La reforma de la Ley del Banco Central y la creación del Fondo de Desarrollo Endógeno
(Fonden) permiten que el gobierno nacional disponga de las rentas a través de este fondo
y de PDVSA, disminuyendo sus compromisos constitucionales con las Alcaldías y
Gobernaciones. También disminuye la capacidad de la Asamblea Nacional de controlar
el gasto, porque estos fondos son administrados independientemente del presupuesto. Sin
supervisión de los poderes públicos de contrapeso, escasea la evaluación objetiva de los
programas.
Tampoco se lograron los objetivos del “desarrollo endógeno” y la lucha contra la pobreza.
Durante los últimos veinte años se trató al gasto como si fuese “inversión social”.
Siguiendo tal modelo se realizaron cuantiosos aportes a los programas sociales de
misiones de PDVSA y al Fonden. El proceso de decisión de administración y reparto de
las rentas aumentó la discrecionalidad del Ejecutivo. Estos programas aprovecharon un
nuevo marco legislativo que permitió manejar extra-presupuestariamente las rentas.

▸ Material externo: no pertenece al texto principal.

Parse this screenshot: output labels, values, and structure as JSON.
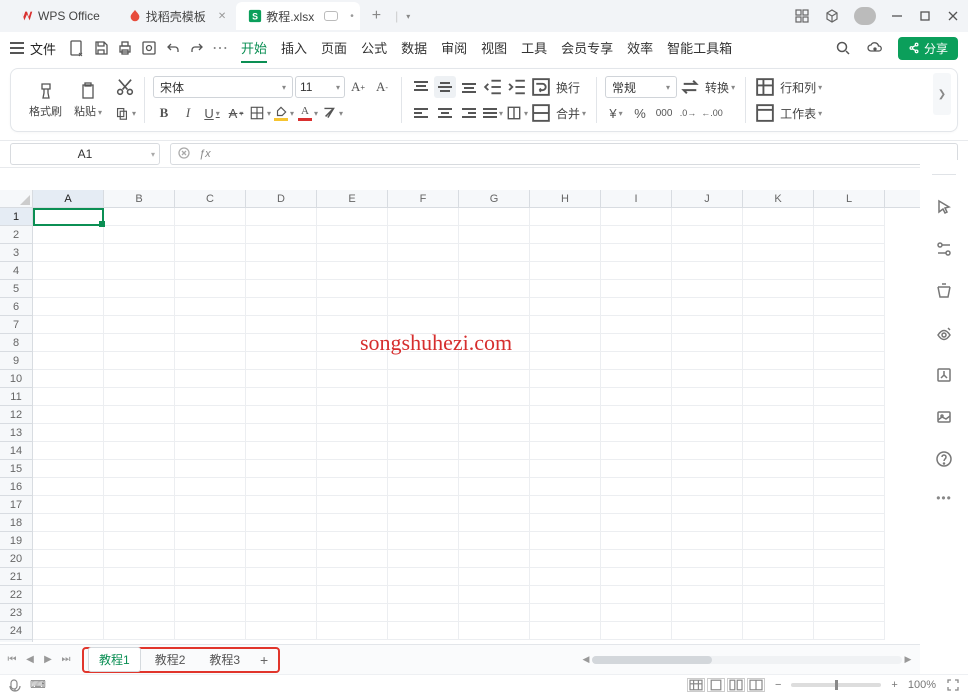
{
  "titlebar": {
    "app_tab": "WPS Office",
    "template_tab": "找稻壳模板",
    "doc_tab": "教程.xlsx"
  },
  "menubar": {
    "file": "文件",
    "tabs": [
      "开始",
      "插入",
      "页面",
      "公式",
      "数据",
      "审阅",
      "视图",
      "工具",
      "会员专享",
      "效率",
      "智能工具箱"
    ],
    "share": "分享"
  },
  "ribbon": {
    "format_painter": "格式刷",
    "paste": "粘贴",
    "font_name": "宋体",
    "font_size": "11",
    "wrap": "换行",
    "merge": "合并",
    "number_format": "常规",
    "convert": "转换",
    "rowcol": "行和列",
    "sheet": "工作表"
  },
  "name_box": "A1",
  "columns": [
    "A",
    "B",
    "C",
    "D",
    "E",
    "F",
    "G",
    "H",
    "I",
    "J",
    "K",
    "L"
  ],
  "rows": [
    "1",
    "2",
    "3",
    "4",
    "5",
    "6",
    "7",
    "8",
    "9",
    "10",
    "11",
    "12",
    "13",
    "14",
    "15",
    "16",
    "17",
    "18",
    "19",
    "20",
    "21",
    "22",
    "23",
    "24"
  ],
  "watermark": "songshuhezi.com",
  "sheets": [
    "教程1",
    "教程2",
    "教程3"
  ],
  "zoom": "100%"
}
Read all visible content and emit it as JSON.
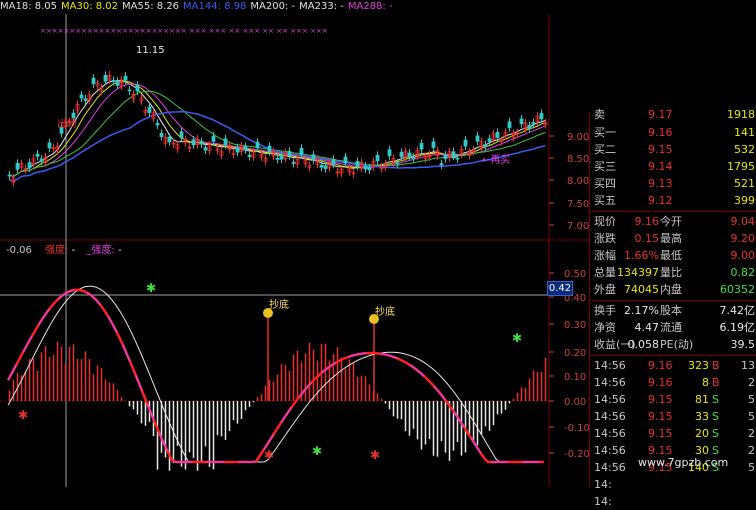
{
  "ma_header": [
    {
      "label": "MA18: 8.05",
      "color": "#e0e0e0"
    },
    {
      "label": "MA30: 8.02",
      "color": "#e8e800"
    },
    {
      "label": "MA55: 8.26",
      "color": "#e0e0e0"
    },
    {
      "label": "MA144: 8.98",
      "color": "#3c5cf0"
    },
    {
      "label": "MA200: -",
      "color": "#e0e0e0"
    },
    {
      "label": "MA233: -",
      "color": "#e0e0e0"
    },
    {
      "label": "MA288: -",
      "color": "#e040e0"
    }
  ],
  "price_axis": [
    "9.00",
    "8.50",
    "8.00",
    "7.50",
    "7.00"
  ],
  "osc_axis": [
    "0.50",
    "0.40",
    "0.30",
    "0.20",
    "0.10",
    "0.00",
    "-0.10",
    "-0.20"
  ],
  "current_value": "0.42",
  "indicator_header": {
    "value": "-0.06",
    "label1": "强度:",
    "label2": "_强度:",
    "tail": "-"
  },
  "annotations": {
    "high_label": "11.15",
    "rebuy_label": "←再买",
    "bottom1": "抄底",
    "bottom2": "抄底",
    "small_label": "出场"
  },
  "quote_panel": {
    "top_partial": {
      "label": "卖",
      "price": "9.17",
      "vol": "1918"
    },
    "bids": [
      {
        "label": "买一",
        "price": "9.16",
        "vol": "141"
      },
      {
        "label": "买二",
        "price": "9.15",
        "vol": "532"
      },
      {
        "label": "买三",
        "price": "9.14",
        "vol": "1795"
      },
      {
        "label": "买四",
        "price": "9.13",
        "vol": "521"
      },
      {
        "label": "买五",
        "price": "9.12",
        "vol": "399"
      }
    ],
    "stats": [
      {
        "l1": "现价",
        "v1": "9.16",
        "l2": "今开",
        "v2": "9.04"
      },
      {
        "l1": "涨跌",
        "v1": "0.15",
        "l2": "最高",
        "v2": "9.20"
      },
      {
        "l1": "涨幅",
        "v1": "1.66%",
        "l2": "最低",
        "v2": "9.00"
      },
      {
        "l1": "总量",
        "v1": "134397",
        "l2": "量比",
        "v2": "0.82"
      },
      {
        "l1": "外盘",
        "v1": "74045",
        "l2": "内盘",
        "v2": "60352"
      }
    ],
    "fund": [
      {
        "l1": "换手",
        "v1": "2.17%",
        "l2": "股本",
        "v2": "7.42亿"
      },
      {
        "l1": "净资",
        "v1": "4.47",
        "l2": "流通",
        "v2": "6.19亿"
      },
      {
        "l1": "收益(一)",
        "v1": "0.058",
        "l2": "PE(动)",
        "v2": "39.5"
      }
    ],
    "ticks": [
      {
        "time": "14:56",
        "price": "9.16",
        "vol": "323",
        "dir": "B",
        "n": "13"
      },
      {
        "time": "14:56",
        "price": "9.16",
        "vol": "8",
        "dir": "B",
        "n": "2"
      },
      {
        "time": "14:56",
        "price": "9.15",
        "vol": "81",
        "dir": "S",
        "n": "5"
      },
      {
        "time": "14:56",
        "price": "9.15",
        "vol": "33",
        "dir": "S",
        "n": "5"
      },
      {
        "time": "14:56",
        "price": "9.15",
        "vol": "20",
        "dir": "S",
        "n": "2"
      },
      {
        "time": "14:56",
        "price": "9.15",
        "vol": "30",
        "dir": "S",
        "n": "2"
      },
      {
        "time": "14:56",
        "price": "9.15",
        "vol": "140",
        "dir": "S",
        "n": "5"
      },
      {
        "time": "14:",
        "price": "",
        "vol": "",
        "dir": "",
        "n": ""
      },
      {
        "time": "14:",
        "price": "",
        "vol": "",
        "dir": "",
        "n": ""
      }
    ]
  },
  "watermark": "www.7gpzb.com",
  "colors": {
    "up": "#e83030",
    "down": "#30c8c8",
    "grid": "#7a0000",
    "strength": "#e8e8e8",
    "strength2": "#e040e0",
    "bright": "#ff2020"
  }
}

Por tanto, existe una deuda pendiente, ya no de sembrar el petróleo, sino de sembrar en
el petróleo: producir y exportar conocimiento, tecnología y servicios relacionados a la
industria petrolera e industrias conexas. Esa cadena es parte de la tecnología y
conocimiento que puede generar desarrollo aprovechando enclaves existentes. Es un
proceso que debe fundamentarse en la apertura a quienes tengan conocimiento y
capacidad para ser competitivos.
No todo país con abundantes recursos se expone a los ciclos de precios del recurso. Quizás
hace falta decirlo: no hay algo inherentemente malo en la economía del país. El petróleo
no es una condena si el país aísla su ciclo político y económico de la volatilidad de ese
mercado.
Además, Venezuela tiene una deuda pendiente desde la nacionalización. Cuando en los
años setenta se nacionalizaron los hidrocarburos, se estatizó una industria que tenía una
pequeña pero prometedora participación del sector privado. Venezolanos que
emprendieron en la extracción de crudo y hoy pudiesen exportar su conocimiento y
tecnología como un producto de valor.
Se trata de una deuda con los ciudadanos para permitir su participación en el sector de los
hidrocarburos. Más allá aún, para cambiar la relación del ciudadano con el petróleo y el
Estado, y disminuir el papel del gobierno en la administración discrecional de los
recursos. Hoy, con bajos precios del petróleo, tenemos una oportunidad histórica para
impulsar limitaciones a la capacidad del Estado para gestionar las rentas, una reforma
necesaria para alcanzar una senda de desarrollo de largo plazo, fuera de los ciclos de
dependencia y volatilidad de la renta.